– « Les Combattants », votre premier long-métrage est aussi votre première sélection à la Quinzaine des réalisateurs. On imagine que le résultat final est plutôt satisfaisant…
– Oui, la sélection est une excellente nouvelle. Nous l’avons appris avec beaucoup d’émotion. A la fin du processus de fabrication d’un film, un tel accueil est encourageant. La Quinzaine est une sorte de baptême avec beaucoup de premières fois : la première projection publique, la première fois que les professionnels du secteur, nos pairs et l’équipe voient le film dans son intégralité. On a mis trois ans à élaborer le film, et d’une certaine façon, Cannes devient le moment des comptes. Dans la salle on était à l’affût de toutes les réactions, d’autant plus que le film a une dimension comique… ça passe ou ça casse ! La qualité du rire m’a plu, je n’ai pas senti de dérision envers les personnages. Le plus gratifiant reste de sentir que les émotions que je souhaitais transmettre ont été reçues. La ligne n’a pas dévié pendant trois ans et apparemment on a tapé au bon endroit.
– Quelle a été la genèse de votre film ?
– Elle est liée au souvenir que j’ai conservé des paysages des Landes de Gascogne, ceux qu’on voit dans le film. J’ai emménagé en Aquitaine à 10 ans, à un âge où notre imaginaire est encore débordant. Ce paysage a toujours eu quelque chose de mythologique et de fantasmatique pour moi. J’y suis retourné pour l’écriture du film et j’ai trouvé que, de ces territoires très verts et de ces lacs, ressortait un sentiment de stabilité et de calme. On a l’impression d’un territoire immuable, alors que paradoxalement, il s’agit d’un endroit fragile régulièrement secoué par des tempêtes l’hiver, et par des incendies l’été. Dans mon imaginaire ces paysages ont donné naissance aux deux personnages des « Combattants ».
– Le film raconte la rencontre improbable entre Arnaud (Kevin Azaïs) et Madeleine (Adèle Haenel), deux personnages aux antipodes…

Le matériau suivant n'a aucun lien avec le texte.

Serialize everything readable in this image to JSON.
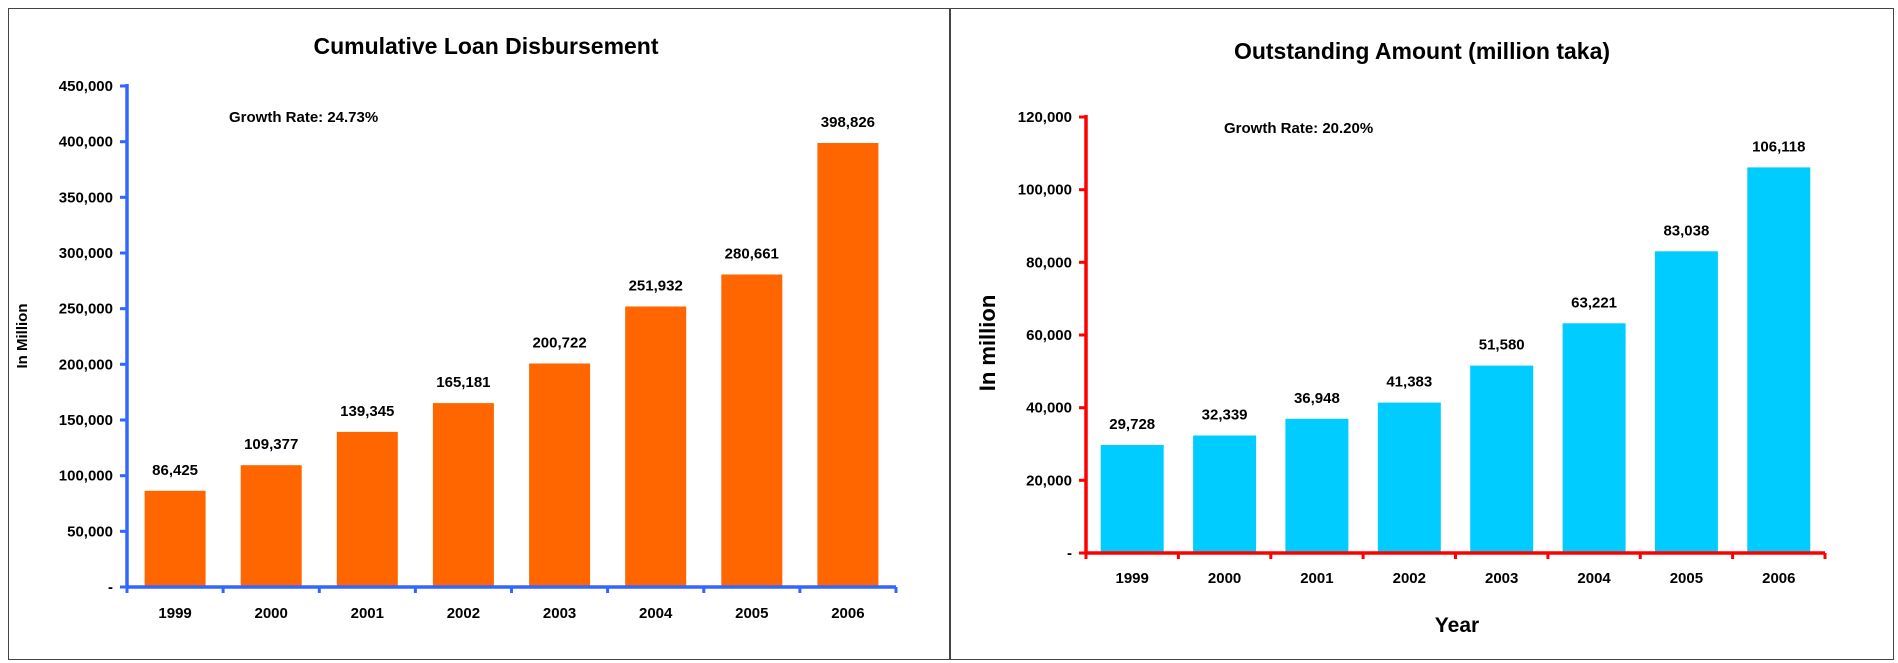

– Oui, je compare souvent Arnaud à un arbre qui a des racines bien ancrées dans le sol. Son premier automatisme est la reproduction : il reproduit les gestes de son père, de son frère, il est dans cette stabilité là. Madeleine est l’incendie qu’on n’a pas prévu et qui vient changer les règles de cet univers. Au-delà de l’aspect destructeur, elle apporte une chaleur et une couleur à un paysage qui peut-être en manque.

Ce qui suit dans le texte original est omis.